[MUSIC] So we mentioned that we're going to
look at locality sensitive hashing or LSH as an alternative to KD-trees. Well, now let's dig into the details of
what locality sensitive hashing does. And just like KD-trees, we're going to
think of partitioning our data into bins, but the way in which locality sensitive
hashing does this is just fundamentally different than the types of
axis-aligned cuts made by KD-trees. And in this section we're going to
return to an example that we used in the classification course, which is
imagine we have reviews of restaurants. We have text from those reviews. And we're just going to count
how many times we see the word awesome versus the word awful. And when we're thinking about retrieving
similar types of reviews we're just going to look at these counts. Okay well just like in
classification we can think of dividing these set of points
just using a simple line. So this is like the decision boundary
we saw in the classification course. And here I'm just writing
the equation of this line and we're defining this term
which we call the score. So it says for any input in terms of
counts of the number of awesome and the number of awful,
I'm going to score that review. And everything that falls below
this line has a negative score and everything that's above this
line has a positive score.
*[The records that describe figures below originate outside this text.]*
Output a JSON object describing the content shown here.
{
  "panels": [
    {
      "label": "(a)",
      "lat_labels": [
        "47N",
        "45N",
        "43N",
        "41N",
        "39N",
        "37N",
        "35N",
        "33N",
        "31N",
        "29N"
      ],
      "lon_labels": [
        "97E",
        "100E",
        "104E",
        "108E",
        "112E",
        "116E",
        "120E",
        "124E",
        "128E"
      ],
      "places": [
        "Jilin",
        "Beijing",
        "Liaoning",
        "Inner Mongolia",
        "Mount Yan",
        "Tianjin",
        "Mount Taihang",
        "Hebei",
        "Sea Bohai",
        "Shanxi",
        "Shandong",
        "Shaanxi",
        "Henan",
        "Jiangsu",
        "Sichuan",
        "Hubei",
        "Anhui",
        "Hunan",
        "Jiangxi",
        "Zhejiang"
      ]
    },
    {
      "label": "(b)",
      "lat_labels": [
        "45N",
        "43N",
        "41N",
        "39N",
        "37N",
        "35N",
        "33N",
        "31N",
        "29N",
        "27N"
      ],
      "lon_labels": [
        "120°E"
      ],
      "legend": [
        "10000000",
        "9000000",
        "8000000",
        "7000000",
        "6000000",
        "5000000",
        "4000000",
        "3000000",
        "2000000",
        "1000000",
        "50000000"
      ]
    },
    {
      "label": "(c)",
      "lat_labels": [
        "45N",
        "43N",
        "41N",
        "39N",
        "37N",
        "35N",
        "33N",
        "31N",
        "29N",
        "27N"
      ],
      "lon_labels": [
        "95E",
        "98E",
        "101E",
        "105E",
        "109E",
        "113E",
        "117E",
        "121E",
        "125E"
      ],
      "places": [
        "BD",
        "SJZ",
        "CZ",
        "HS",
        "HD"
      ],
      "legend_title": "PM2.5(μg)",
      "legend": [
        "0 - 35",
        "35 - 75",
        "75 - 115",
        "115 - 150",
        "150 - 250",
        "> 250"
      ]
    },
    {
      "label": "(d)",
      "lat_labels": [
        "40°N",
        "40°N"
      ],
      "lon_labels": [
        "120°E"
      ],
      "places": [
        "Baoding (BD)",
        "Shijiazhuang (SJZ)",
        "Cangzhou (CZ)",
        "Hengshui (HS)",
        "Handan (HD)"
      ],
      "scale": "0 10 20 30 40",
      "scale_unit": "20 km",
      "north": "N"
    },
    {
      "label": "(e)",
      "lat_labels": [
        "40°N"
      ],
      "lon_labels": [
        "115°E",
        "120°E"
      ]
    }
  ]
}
But we're going to be using these scores
in a different way than we did in the classification course. Here, if we're going to say that if
the sign of the score is negative, then all of these points fall into
what we're calling the 0 bin. But if the sign is positive, then all of those points
are going to be assigned to bin 1. So we're going to translate the sign
of the scores into a binary index. And then we can use this for nearest
neighbor search in the following way. So if we get this green query point here
then, we're only going to search for nearest neighbors in its bin, so
all these other orange points. So, here we're only searching for nearest neighbors with the points
whose score is less than zero. And in terms of this bin in
this is that corresponds to all the points that where
labeled as having bin index 0. Alternatively, if the query were to
have fallen into this other region, this blue region, we would have looked
over all the points that had bin index 1, because all of their scores
were greater than 0. In practice, the way that were going to do
this search over all data points that have the same bin index as the query point,
is using something called a hashtable. And what a hashtable does is for
each of our bin values, bin 0 or bin 1, we're going to call that the key and then we're going to associate with that
key a set of values, a list of points, that are the indices of the data points,
that have that bin value. Said another way, we're taking all of
the datapoints that have been value 0 and we're going to list those data indices
in the first element of this table and we're taking all the datapoints
that have been value 1 and we're going to list those indices in
the second element of this table. Then when we get a given query point and
we look at the bin value of that query based on looking at the score, the sign of
the score and determining the bin index, then we're just going to search along
the list of points that are in that bin. So, this provides a really really simple
way of doing nearest neighbor search. Very simple idea of throwing down a line
and then just simply searching the other points that either fall above or
below this line. But a question is does this
return an exact nearest neighbor? And the answer is no. So for example,
here we have this green query point, and let's say that this orange point
which is just above the line and very close to that green point is
actually the true nearest neighbor. Well, if we look at this green point and
we're only searching all the blue points which have this
same bin value as this green point, then we're not going to
find that orange point. [MUSIC]